Intel calls off its planned acquisition of Tower Semiconductor, an Israeli chip maker, after waiting in vain for 18 months for a review by Chinese regulators.
By Don Clark and Keith Bradsher Pcba Oem
China has effectively scuttled a $5.4 billion deal by Intel, the Silicon Valley semiconductor giant, in the latest sign of the frayed business ties between China and the United States.
Intel, which has long had operations in China, said Wednesday that it had “mutually agreed” to terminate a planned merger with Tower Semiconductor, an Israeli chip manufacturer. The announcement came after China’s antitrust regulators failed to rule on the transaction before a deadline set by the companies.

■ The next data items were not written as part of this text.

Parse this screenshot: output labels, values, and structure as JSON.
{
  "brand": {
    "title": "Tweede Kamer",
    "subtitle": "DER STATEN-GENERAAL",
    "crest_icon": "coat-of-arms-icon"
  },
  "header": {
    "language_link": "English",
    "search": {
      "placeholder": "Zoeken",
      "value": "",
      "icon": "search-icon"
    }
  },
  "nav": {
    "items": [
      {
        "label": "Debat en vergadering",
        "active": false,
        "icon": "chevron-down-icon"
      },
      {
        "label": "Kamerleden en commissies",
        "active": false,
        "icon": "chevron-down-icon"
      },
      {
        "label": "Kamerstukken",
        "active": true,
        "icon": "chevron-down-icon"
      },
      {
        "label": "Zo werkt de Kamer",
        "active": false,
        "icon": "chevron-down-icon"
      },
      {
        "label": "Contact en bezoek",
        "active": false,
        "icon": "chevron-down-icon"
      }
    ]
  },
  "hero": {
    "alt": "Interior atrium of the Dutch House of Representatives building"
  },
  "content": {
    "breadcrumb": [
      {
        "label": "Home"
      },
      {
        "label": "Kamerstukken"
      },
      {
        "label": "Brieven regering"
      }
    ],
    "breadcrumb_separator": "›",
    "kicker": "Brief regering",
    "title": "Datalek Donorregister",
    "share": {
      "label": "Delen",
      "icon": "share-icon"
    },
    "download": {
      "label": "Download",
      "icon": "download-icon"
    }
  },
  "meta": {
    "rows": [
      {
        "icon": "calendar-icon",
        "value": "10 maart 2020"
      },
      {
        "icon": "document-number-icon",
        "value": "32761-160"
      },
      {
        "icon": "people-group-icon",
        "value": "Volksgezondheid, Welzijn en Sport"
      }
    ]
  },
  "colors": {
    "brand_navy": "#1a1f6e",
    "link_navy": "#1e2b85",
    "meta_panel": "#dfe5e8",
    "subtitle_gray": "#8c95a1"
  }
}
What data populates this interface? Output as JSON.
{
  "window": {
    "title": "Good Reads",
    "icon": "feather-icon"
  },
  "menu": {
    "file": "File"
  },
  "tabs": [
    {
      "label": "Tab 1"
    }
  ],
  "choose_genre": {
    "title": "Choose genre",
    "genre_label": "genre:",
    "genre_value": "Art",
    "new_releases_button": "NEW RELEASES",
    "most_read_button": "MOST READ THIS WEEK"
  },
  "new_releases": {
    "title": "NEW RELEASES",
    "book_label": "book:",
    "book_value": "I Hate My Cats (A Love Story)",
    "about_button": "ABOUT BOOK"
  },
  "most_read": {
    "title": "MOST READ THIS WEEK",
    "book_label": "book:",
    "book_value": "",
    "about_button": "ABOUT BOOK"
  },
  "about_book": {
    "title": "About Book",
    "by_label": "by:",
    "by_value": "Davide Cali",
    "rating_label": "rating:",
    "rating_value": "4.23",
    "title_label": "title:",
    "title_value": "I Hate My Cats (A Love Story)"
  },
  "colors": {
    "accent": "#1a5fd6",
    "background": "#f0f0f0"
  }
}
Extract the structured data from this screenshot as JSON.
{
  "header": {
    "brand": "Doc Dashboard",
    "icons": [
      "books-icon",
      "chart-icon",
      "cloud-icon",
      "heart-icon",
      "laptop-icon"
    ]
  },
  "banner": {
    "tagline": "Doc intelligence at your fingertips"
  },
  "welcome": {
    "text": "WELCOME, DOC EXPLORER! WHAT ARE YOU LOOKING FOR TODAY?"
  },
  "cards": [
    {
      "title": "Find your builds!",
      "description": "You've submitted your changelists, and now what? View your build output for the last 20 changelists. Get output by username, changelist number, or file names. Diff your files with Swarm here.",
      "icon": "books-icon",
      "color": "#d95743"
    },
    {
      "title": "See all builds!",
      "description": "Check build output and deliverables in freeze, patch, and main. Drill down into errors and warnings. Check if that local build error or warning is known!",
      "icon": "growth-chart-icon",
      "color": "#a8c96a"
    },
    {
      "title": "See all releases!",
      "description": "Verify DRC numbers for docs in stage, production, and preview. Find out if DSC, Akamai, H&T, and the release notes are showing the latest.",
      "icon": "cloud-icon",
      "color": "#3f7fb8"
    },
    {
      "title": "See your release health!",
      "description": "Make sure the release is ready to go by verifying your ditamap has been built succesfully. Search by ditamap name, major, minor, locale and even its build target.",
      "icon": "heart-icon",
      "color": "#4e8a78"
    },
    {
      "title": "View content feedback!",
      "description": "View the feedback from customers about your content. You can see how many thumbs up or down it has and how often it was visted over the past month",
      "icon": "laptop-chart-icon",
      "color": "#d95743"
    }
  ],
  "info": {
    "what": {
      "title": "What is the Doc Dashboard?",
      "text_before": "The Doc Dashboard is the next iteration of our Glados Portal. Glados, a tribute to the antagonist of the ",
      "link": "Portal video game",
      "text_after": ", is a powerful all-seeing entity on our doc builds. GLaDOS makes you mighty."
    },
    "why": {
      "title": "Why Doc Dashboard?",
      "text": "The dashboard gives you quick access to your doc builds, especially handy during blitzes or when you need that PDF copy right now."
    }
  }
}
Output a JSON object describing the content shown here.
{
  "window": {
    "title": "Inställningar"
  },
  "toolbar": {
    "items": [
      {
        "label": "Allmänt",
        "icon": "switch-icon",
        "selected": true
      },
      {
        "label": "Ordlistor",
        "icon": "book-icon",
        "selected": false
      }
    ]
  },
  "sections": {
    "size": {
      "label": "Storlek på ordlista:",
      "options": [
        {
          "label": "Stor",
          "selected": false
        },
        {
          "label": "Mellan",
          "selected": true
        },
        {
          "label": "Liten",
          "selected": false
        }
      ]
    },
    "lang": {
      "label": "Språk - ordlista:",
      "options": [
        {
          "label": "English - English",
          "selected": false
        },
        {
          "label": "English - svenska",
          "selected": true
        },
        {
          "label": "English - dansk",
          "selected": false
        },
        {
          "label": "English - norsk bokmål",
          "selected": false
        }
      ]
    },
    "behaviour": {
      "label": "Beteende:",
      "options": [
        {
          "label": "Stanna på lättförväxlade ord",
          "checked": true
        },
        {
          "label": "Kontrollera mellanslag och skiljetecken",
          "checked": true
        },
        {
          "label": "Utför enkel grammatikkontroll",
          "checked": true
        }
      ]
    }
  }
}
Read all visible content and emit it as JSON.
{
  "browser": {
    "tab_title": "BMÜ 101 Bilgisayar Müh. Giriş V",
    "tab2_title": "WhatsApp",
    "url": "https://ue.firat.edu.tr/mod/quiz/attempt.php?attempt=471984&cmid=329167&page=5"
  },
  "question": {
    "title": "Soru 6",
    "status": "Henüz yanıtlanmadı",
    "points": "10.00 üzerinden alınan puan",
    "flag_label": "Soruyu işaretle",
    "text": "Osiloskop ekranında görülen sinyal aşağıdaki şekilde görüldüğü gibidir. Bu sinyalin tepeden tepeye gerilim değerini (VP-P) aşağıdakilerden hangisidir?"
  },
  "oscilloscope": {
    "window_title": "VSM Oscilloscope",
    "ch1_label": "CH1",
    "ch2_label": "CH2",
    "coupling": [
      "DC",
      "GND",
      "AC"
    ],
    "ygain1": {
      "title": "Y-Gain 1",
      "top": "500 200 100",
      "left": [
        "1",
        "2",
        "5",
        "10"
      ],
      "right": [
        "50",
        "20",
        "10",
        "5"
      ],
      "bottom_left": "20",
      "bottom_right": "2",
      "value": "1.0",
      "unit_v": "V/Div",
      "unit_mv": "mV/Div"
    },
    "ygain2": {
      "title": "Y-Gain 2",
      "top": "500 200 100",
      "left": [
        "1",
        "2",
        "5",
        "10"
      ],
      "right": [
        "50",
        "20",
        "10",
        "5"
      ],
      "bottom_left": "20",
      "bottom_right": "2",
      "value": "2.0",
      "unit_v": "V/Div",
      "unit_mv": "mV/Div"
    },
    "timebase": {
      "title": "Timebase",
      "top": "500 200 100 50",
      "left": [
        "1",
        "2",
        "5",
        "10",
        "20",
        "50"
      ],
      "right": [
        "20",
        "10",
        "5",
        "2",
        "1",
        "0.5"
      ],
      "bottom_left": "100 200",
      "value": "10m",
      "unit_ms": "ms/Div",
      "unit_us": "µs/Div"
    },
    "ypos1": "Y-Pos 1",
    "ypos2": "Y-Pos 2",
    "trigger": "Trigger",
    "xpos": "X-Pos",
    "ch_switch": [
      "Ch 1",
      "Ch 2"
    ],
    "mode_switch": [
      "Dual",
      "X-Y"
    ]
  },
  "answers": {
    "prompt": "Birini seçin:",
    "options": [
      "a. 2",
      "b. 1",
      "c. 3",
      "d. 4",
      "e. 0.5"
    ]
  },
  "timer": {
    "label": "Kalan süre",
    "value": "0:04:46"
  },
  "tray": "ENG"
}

The failure of Intel to complete the acquisition of Tower could send a further chill through American companies with deep ties in China, where it is becoming increasingly difficult to do business amid tensions between the two countries.
The planned merger, announced in February 2022, passed an antitrust review in the United States and several other geographies. But it ran into a lengthy delay in China, where regulators review mergers of companies that earn a certain amount of revenue in the country.
Technology is the prime battlefield in the tense economic relations between China and the United States.
Beijing is deeply upset by an American-led set of international restrictions on the sale to China of the most advanced computer chips, which have military applications, and of the factory equipment to make such chips. Those restrictions were put in place in October. In a separate action, President Biden last week ordered a ban on certain new investments in sensitive Chinese technology.